14 September 2013 - personally grateful
“No one has gone up to heaven
This is a fairly significant statement. Heaven is sealed. The human race cannot enter while this is true. What alternatives do we have? None that we want to consider. At this point we are probably thinking about how most people aren't so bad and how we really deserve heaven. Isn't it fair? We didn't choose to come into this broken world ourselves. Shouldn't someone compensate us for all of our suffering? We already begin to devalue God's gifts with this attitude. Rather than being grateful for life and being we become resentful and demanding.
We're like the people of God in the dessert who complain, "We are disgusted with this wretched food!" We find ourselves on pilgrimage through the dessert of life and rather than trust in God to lead us to the promised land we find ourselves criticizing his provisions. We think that we're entitled, not only to the promised land, but to a nice limousine to drive us there, preferably with cable and champagne.
If we can't even recognize God's providential care in our lives he sometimes takes steps to open our eyes. He must reveal the illusion of our apparent self-sufficiency.
In punishment the LORD sent among the people saraph serpents,
which bit the people so that many of them died.
The people now see that without God's care they will never make it to the promised land. They will die on the way. Without God's providence even to exist for another moment is impossible. Fortunately, he is rich in mercy and heals all who acknowledge their sin and turn to him.
Moses accordingly made a bronze serpent and mounted it on a pole,
and whenever anyone who had been bitten by a serpent
looked at the bronze serpent, he lived.
And, although we really do our best to merit condemnation
God so loved the world that he gave his only Son,
so that everyone who believes in him might not perish
but might have eternal life.
But to give us life he takes a step that reveals the magnitude of the depravity that all of us not-so-bad people share.

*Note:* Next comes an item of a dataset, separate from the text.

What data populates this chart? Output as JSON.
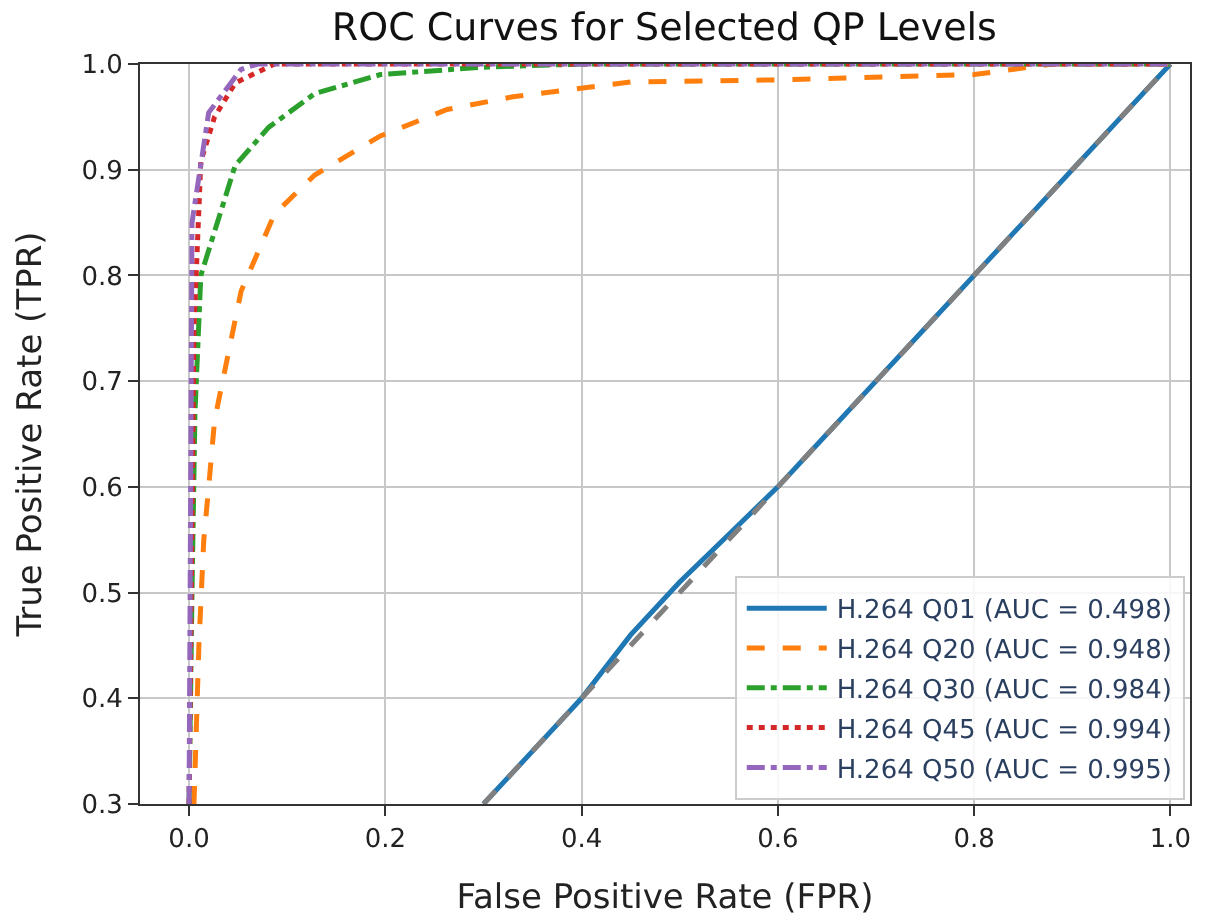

And just as Moses lifted up the serpent in the desert,
so must the Son of Man be lifted up,
so that everyone who believes in him may have eternal life.”
This is what sin does. This is what our sin does. We must look upon him whom we have pierced (cf. Joh 19.37). We must be personally grateful for the mercy whereby
he emptied himself,
taking the form of a slave,
coming in human likeness;
and found human in appearance,
he humbled himself,
becoming obedient to death,
even death on a cross.
We must not "forget the works of the Lord!" We must remember that he is our rock and redeemer. He wants to give us life! But to receive it we have to come to grips with the reality of our situation and turn to him with deeper and deeper trust in his mercy and providence.